Unidad pedida por Cristo y obra del Espíritu Santo
La oración de Cristo «para que todos sean uno» constituye el punto de partida del movimiento ecuménico. Juan Pablo II presentó la unidad como una exigencia apostólica para los obispos y subrayó que la unidad cristiana no nace como fruto exclusivo del esfuerzo humano, porque la unidad visible requiere ante todo la acción del Dios trinitario; aun así, la Iglesia no renuncia al deber de recorrer con determinación el camino de la unidad mediante la oración y el diálogo.1
En esa misma línea, la caridad ecuménica no sustituye la verdad: el diálogo de verdad y amor acelera el camino hacia la plena comunión, y el «escándalo de la división» contradice la esperanza cristiana.1
Conversión interior: el origen práctico del ecumenismo
Pablo VI vinculó el ecumenismo auténtico con la conversión interior, entendida como renovación interior de actitudes: el ecumenismo real requiere nuevas disposiciones del ánimo, abnegación y amor sin reservas.2
Ese marco moral explica por qué el diálogo no se reduce a informes académicos: impulsa estilos de relación que evitan gestos apresurados, alimentan la confianza y sostienen una paciencia activa.

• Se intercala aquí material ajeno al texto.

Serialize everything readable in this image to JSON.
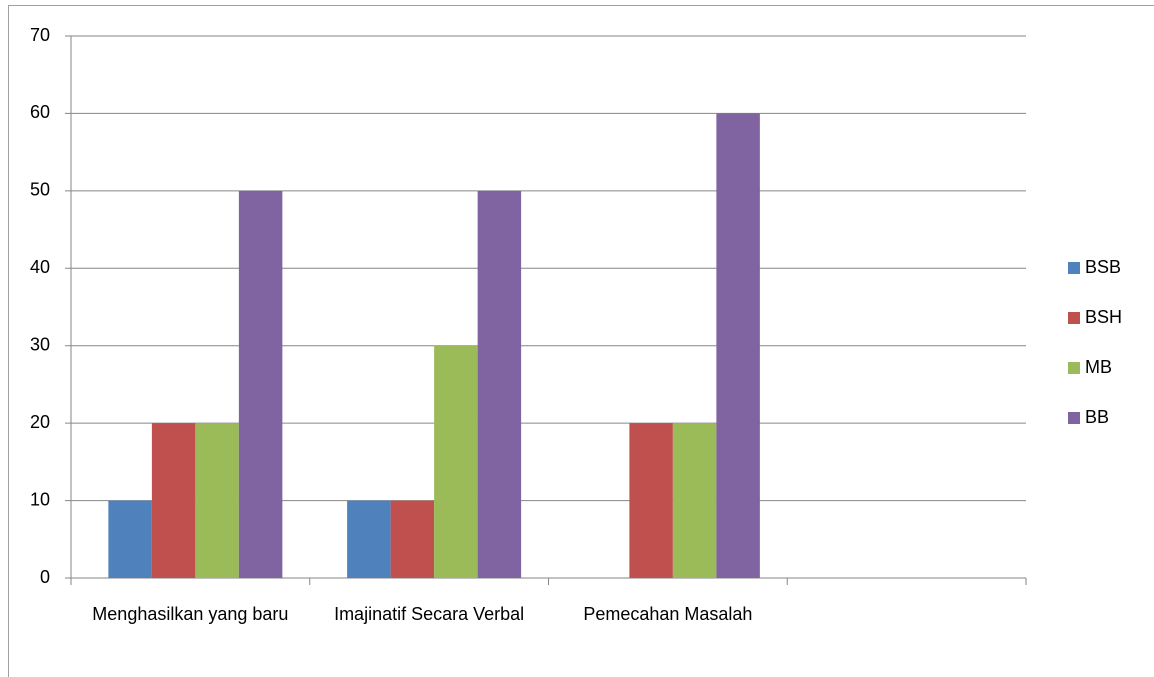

Vínculos reales: el bautismo como lazo sacramental
La Iglesia católica identifica un fundamento común en el bautismo. Juan Pablo II citó el decreto conciliar sobre el ecumenismo al recordar que el bautismo constituye un vínculo sacramental de unidad entre quienes renacen por medio de él.3
Al mismo tiempo, el Magisterio católico presenta el bautismo como punto de partida: orienta hacia una profesión de fe completa, una incorporación plena en el plan de salvación querido por Cristo y una participación completa en la comunión eucarística.4
La Escritura, la Iglesia y el papel del magisterio
El diálogo ecuménico también se mueve en el terreno de la fe revelada. Juan Pablo II expuso que las Iglesias nacidas de la Reforma promueven el amor y la veneración por la Escritura sagrada y afirman la autoridad divina de los libros.4
El mismo texto explica, sin romper el tono fraterno, que esas Iglesias piensan de modo distinto sobre la relación entre la Escritura y la Iglesia. La Iglesia católica defiende el papel del oficio docente auténtico en la explicación y proclamación de la Palabra escrita.4
Así, el diálogo no busca una armonización superficial: compara perspectivas sobre cómo la Iglesia escucha, interpreta y transmite la Palabra de Dios, sin negar los puntos de convergencia.